Durante un contacto con la radio Monuemental, el presidente de la Suprema Corte de Justicia Militar, general Nicolás Narváez, explicó que el dispositivo fue descubierto durante un control de seguridad, oculto en un termo con base enroscable que llevaba el hermano de la interna al momento de su ingreso al recinto, acompañado de sus hijos y con alimentos.
“El termo fue sometido a verificación y, al constatarse que era enroscable, se halló en su interior un teléfono celular”, detalló.
Narváez aclaró que la tentativa de introducir el aparato no configura un delito penal, pero sí una falta administrativa que será puesta en conocimiento de la jueza interviniente. “No es un ilícito, pero infringe las normas del penal”, puntualizó.

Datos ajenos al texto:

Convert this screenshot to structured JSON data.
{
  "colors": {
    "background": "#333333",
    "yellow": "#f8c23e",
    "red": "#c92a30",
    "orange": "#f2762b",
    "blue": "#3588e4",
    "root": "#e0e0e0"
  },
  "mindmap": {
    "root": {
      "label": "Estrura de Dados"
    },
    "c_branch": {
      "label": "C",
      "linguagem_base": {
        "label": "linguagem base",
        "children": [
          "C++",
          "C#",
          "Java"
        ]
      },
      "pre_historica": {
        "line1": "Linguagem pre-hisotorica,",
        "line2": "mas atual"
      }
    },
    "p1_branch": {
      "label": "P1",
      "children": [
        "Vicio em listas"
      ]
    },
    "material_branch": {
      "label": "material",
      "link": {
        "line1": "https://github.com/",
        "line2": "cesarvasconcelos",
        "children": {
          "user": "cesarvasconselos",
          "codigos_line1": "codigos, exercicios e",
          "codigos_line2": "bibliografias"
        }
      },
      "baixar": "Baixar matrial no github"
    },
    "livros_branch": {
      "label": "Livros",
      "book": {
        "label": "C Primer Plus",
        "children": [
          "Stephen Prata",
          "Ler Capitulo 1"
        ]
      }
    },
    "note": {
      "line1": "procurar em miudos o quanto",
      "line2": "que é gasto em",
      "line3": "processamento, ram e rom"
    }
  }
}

Por otro lado, la Justicia Militar confirmó que García Troche dañó una cámara de vigilancia instalada en su celda, lo que motivó una sanción dispuesta el 5 de diciembre por la jueza Rosarito Montanía.
De acuerdo con el titular de la Suprema Corte de Justicia Militar, este hecho antecedió a una etapa de inestabilidad en la conducta de la reclusa. “La situación fue informada a la jueza y ocurrió antes de la crisis que posteriormente presentó. La cámara estaba ubicada en un sector al que ella podía acceder”, explicó.
Las autoridades aseguraron que ambos episodios fueron debidamente comunicados a la magistrada competente y que se aplicaron las medidas disciplinarias previstas, en cumplimiento de los protocolos de seguridad del penal militar.